21. Sen artık benim tutsağımsın...


AKRA


Ben hala olayın şokundan çıkamazken Atilla yürümeye ve benide kendisiyle birlikte yürütmeye başlamıştı bile bir kaç kişi daha soru sorarken Atilla cevap veriyordu hatta video çekenler bile vardı. Ama lanet olsun ben hiç bişey yapmıyordum. Benim gibi şaşkın olan Taner  ne olduğunu anlamaya çalışır gibiydi ama Savaş sadece sırıtarak bize bakıyordu kendime kızmadan edemedim bunun bir tuzak olmasından şüphelenmedim değil!  Bir kaç kişi daha yolumuza çıksada Atilla hepsini geçirmiş bizi uzun bir koridordan sonra bir odaya sokunca hala kendime gelememiştim.

"Sen ne yaptığını sanıyorsun! Delirdin mi sen! Bu yaptığın saçmalık kafayı yedin iyice!" ben öfkeyle konuşurken Atilla sanki hiç birşey olmamış gibi üstündekileri rahat bir şekilde çıkarıyordu sırtı bana dönük olduğu için yüz ifadesini göremiyordum.

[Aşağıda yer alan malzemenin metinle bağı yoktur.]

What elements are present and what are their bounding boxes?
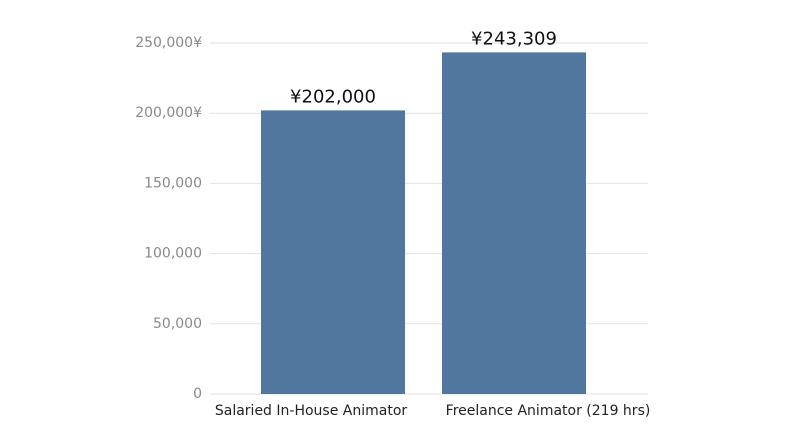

"Senin benim olduğunu herkese gösteriyorum. Hem zaten annenle çoktandır bu konu hakkında konuştum." ben daha bu günkü olayı hamzedemezken bide üstüne duyduklarım beni afallatırken Atilla bana döndüğü gibi yanıma gelmeye başladı. Ben kaskatı kesilmiştim ama onun vücüdünda ki ter taneciklerini ve yürürken kaslarının ahankle sallanması bu adama duyduğum arzuya engel olamıyordu.  Neden böyle hisediyorum!

"Bunu nasıl yaparsın. Annem buna asla izin vermez! Hemen az önce söylediğin  saçmalığı düzeltiyorsun!" sesimi bulduğum için bir şükür namazı kılmayı aklımın köşesinde not ederken Atilla tam önümde dürmüştü anlına düşmüş saçlarıyla ve dudağında ki hafif kıvrılmayla çok yakışıklı duruyordu.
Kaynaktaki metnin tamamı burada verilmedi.